“My name is Dennis,” replied the comely farmer’s wife with a pleasant smile. “This is called Furze Down Farm, and Mr Anderson-James is a solicitor in Tunbridge Wells. So now you know all about us,” and the woman, in her big white apron, laughed merrily.
Kennedy and the girl exchanged glances.
“Well,” he said, “I’ll go out and try to put the machine right. It won’t take very long, I hope. If I can’t—well, we must go back by train. Where’s the nearest station, Mrs Dennis?”
“Well—Paddock Wood is about two miles,” was her reply. “If you can’t get your motor right my husband will put it into a cart and drive you over there. It’s the direct line to London.”
“Thanks so much,” he said, and went out, leaving Ella to rest in the cosy, well-furnished room which the solicitor from Tunbridge Wells occupied occasionally through the week-ends.
“Mr Anderson-James keeps this place as a hobby. He’s retired from practice,” the woman went on, “and he likes to come here for fresh air. When you’ve rested I’ll show you round the houses—if you’re interested in a dairy-farm.”
“I’m most interested,” declared the girl. “I don’t want to rest. I’d rather see the farm, if it is quite convenient to you to show it to me.”

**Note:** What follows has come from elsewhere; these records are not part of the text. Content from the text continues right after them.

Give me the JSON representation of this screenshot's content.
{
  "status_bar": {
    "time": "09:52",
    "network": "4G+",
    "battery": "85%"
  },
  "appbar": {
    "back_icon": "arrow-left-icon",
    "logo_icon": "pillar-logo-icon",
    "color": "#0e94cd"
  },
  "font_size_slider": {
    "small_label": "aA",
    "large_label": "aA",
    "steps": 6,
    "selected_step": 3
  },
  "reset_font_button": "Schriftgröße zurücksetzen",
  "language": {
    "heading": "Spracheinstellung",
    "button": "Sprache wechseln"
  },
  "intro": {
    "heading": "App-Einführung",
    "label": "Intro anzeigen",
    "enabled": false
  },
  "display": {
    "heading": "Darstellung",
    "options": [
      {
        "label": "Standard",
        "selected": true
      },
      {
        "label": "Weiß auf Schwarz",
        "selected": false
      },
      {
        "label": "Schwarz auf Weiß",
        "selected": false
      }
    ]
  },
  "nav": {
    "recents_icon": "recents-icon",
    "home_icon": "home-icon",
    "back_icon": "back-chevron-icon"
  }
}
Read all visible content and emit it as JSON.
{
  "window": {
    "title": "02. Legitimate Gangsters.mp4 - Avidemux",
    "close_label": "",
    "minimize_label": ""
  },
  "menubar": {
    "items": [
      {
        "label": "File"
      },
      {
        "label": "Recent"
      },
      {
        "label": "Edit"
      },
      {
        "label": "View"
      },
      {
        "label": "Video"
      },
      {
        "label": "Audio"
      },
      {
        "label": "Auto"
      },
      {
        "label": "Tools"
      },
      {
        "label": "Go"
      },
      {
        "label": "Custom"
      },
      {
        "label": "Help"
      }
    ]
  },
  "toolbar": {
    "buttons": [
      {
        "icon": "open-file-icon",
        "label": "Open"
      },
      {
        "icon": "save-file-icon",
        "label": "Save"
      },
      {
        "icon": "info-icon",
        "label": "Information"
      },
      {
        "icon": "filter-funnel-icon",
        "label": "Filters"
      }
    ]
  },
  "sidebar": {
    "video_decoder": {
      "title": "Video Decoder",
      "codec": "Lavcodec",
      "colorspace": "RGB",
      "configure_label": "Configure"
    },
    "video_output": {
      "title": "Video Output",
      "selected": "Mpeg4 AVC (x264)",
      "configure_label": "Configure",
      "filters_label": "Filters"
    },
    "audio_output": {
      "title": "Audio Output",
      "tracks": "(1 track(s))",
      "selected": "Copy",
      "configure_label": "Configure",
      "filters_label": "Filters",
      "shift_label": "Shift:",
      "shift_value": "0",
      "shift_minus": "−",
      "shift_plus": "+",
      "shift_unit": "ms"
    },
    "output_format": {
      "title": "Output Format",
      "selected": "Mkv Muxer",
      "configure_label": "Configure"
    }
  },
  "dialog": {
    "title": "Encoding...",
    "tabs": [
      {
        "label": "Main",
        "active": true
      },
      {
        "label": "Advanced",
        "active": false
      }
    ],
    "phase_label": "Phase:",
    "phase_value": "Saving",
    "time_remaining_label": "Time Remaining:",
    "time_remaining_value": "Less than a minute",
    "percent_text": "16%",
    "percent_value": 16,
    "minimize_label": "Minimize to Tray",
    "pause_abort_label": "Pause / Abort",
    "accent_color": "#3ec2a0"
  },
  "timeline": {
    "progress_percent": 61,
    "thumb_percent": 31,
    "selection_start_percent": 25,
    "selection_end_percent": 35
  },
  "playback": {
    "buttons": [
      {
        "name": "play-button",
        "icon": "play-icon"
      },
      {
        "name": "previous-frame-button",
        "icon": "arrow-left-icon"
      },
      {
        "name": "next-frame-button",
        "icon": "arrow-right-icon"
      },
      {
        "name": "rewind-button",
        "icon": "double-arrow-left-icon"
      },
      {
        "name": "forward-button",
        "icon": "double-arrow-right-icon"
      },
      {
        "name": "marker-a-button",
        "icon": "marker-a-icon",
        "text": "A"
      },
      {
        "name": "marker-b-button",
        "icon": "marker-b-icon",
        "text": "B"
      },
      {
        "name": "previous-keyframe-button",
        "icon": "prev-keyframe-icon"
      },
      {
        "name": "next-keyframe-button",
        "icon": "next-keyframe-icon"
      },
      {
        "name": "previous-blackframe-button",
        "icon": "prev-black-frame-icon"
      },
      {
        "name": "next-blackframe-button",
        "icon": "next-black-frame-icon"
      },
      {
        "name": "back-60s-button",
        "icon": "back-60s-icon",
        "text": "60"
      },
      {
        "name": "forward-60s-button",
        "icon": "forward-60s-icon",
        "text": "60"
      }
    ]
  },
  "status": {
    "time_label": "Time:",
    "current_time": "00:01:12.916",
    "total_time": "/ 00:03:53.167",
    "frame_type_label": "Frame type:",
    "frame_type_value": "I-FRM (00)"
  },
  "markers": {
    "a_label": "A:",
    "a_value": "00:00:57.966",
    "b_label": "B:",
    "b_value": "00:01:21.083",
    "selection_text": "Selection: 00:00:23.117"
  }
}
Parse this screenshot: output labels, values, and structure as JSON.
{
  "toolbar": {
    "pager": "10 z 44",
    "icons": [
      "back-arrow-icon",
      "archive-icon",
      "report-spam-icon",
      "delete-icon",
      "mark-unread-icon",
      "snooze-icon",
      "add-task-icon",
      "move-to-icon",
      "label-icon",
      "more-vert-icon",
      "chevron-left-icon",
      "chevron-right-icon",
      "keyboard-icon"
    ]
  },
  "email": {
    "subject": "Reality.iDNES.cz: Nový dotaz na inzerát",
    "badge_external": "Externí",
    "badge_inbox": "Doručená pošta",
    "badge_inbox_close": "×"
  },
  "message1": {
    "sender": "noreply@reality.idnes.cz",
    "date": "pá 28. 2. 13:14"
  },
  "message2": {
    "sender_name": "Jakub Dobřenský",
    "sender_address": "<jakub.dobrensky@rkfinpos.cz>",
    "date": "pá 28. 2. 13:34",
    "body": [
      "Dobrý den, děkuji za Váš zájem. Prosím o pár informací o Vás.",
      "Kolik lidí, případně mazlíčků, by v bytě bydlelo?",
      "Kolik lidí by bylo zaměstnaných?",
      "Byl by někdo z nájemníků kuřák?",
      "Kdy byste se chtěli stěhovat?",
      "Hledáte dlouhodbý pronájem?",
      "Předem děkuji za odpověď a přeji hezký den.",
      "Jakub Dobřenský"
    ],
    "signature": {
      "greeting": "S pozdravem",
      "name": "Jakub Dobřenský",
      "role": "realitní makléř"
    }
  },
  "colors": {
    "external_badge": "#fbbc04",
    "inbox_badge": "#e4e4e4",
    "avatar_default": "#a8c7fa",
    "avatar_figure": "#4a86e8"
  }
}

“Oh, quite, miss,” was the woman’s prompt response. She came from Devonshire, as Ella had quickly detected, and was an artist in butter-making, the use of the mechanical-separator, and the management of poultry.
The pair went out at once and, passing by clean asphalt paths, went to the range of model cowhouses, each scrupulously clean and well-kept. Then to the piggeries, the great poultry farm away in the meadows, and, lastly, into the white-tiled dairy itself, where four maids in white smocks and caps were busy with butter, milk, and cream.
Ranged along one side of the great dairy were about thirty galvanised-iron chums of milk, ready for transport, and Ella, noting them, asked their destination.